From the FDA Drug Label
In patients with advanced chronic kidney disease [i.e., estimated glomerular filtration rate (eGFR) < 30 mL/min/1.73 m2], including dialysis-dependent patients, evaluate for the presence of chronic kidney disease mineral and bone disorder (CKD-MBD) with intact parathyroid hormone (iPTH), serum calcium, 25(OH) vitamin D, and 1,25(OH)2 vitamin D prior to decisions regarding Prolia treatment. Consider also assessing bone turnover status (serum markers of bone turnover or bone biopsy) to evaluate the underlying bone disease that may be present. Monitor serum calcium weekly for the first month after Prolia administration and monthly thereafter. Instruct all patients with advanced chronic kidney disease, including those who are dialysis-dependent, about the symptoms of hypocalcemia and the importance of maintaining serum calcium levels with adequate calcium and activated vitamin D supplementation. Treatment with Prolia in these patients should be supervised by a healthcare provider who is experienced in diagnosis and management of CKD-MBD.
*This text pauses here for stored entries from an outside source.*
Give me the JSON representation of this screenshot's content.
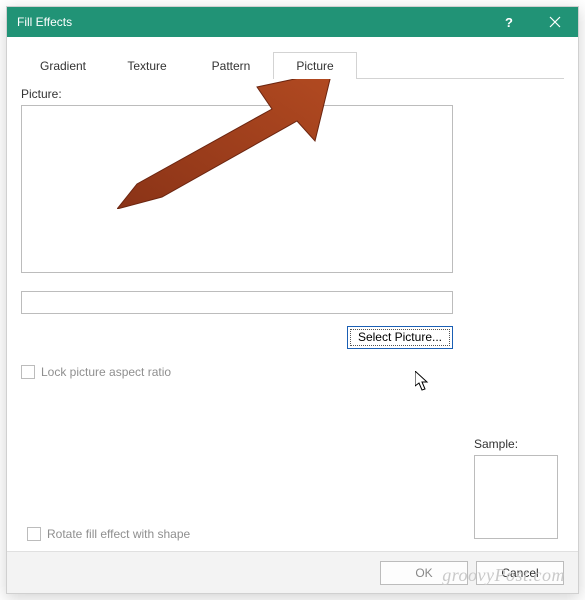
{
  "window": {
    "title": "Fill Effects"
  },
  "tabs": {
    "items": [
      {
        "label": "Gradient"
      },
      {
        "label": "Texture"
      },
      {
        "label": "Pattern"
      },
      {
        "label": "Picture"
      }
    ],
    "active_index": 3
  },
  "picture_panel": {
    "section_label": "Picture:",
    "select_button": "Select Picture...",
    "lock_aspect_label": "Lock picture aspect ratio",
    "lock_aspect_checked": false
  },
  "sample": {
    "label": "Sample:"
  },
  "rotate": {
    "label": "Rotate fill effect with shape",
    "checked": false
  },
  "footer": {
    "ok": "OK",
    "cancel": "Cancel"
  },
  "watermark": "groovyPost.com"
}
The management of Bone Mineral Density (BMD) suggestive of osteoporosis in patients with End-Stage Renal Disease (ESRD) on dialysis with denosumab involves:
- Evaluating the presence of Chronic Kidney Disease-Mineral and Bone Disorder (CKD-MBD) before initiating treatment
- Assessing bone turnover status to evaluate the underlying bone disease
- Monitoring serum calcium levels weekly for the first month and monthly thereafter
- Instructing patients on the importance of maintaining serum calcium levels with adequate calcium and vitamin D supplementation
- Supervision by a healthcare provider experienced in CKD-MBD diagnosis and management 2, 2, 2.
From the Research
Management of BMD Suggestive for Osteoporosis in ESRD on Dialysis
- The management of osteoporosis in patients with end-stage renal disease (ESRD) on dialysis is complex and requires careful consideration of various factors, including the patient's bone mineral density (BMD), renal function, and overall health status 3, 4.
- Bisphosphonates are a class of medications that are commonly used to treat osteoporosis, but their use in patients with ESRD on dialysis is limited due to concerns about renal toxicity and the potential for adverse effects on bone turnover 3, 5.
- However, some studies suggest that oral bisphosphonates may be safe and effective in patients with ESRD on dialysis, particularly those with a glomerular filtration rate (GFR) of 15 mL/min or higher 4.
- The dosage of bisphosphonates in patients with ESRD on dialysis may need to be adjusted to minimize the risk of adverse effects, and the use of intravenous bisphosphonates may be preferred in some cases 4, 5.
- Other medications, such as selective estrogen receptor modulators (SERMs) and parathyroid hormone analogs, may also be used to treat osteoporosis in patients with ESRD on dialysis, but more research is needed to determine their safety and efficacy in this population 6, 7.
- The diagnosis of osteoporosis in patients with ESRD on dialysis can be challenging, and may require the use of imaging studies, such as dual-energy X-ray absorptiometry (DXA), and blood biomarkers, such as parathyroid hormone and bone-specific alkaline phosphatase concentrations 7.
- Bone biopsy may also be necessary to determine the underlying bone disease and to guide treatment decisions in patients with ESRD on dialysis 4, 7.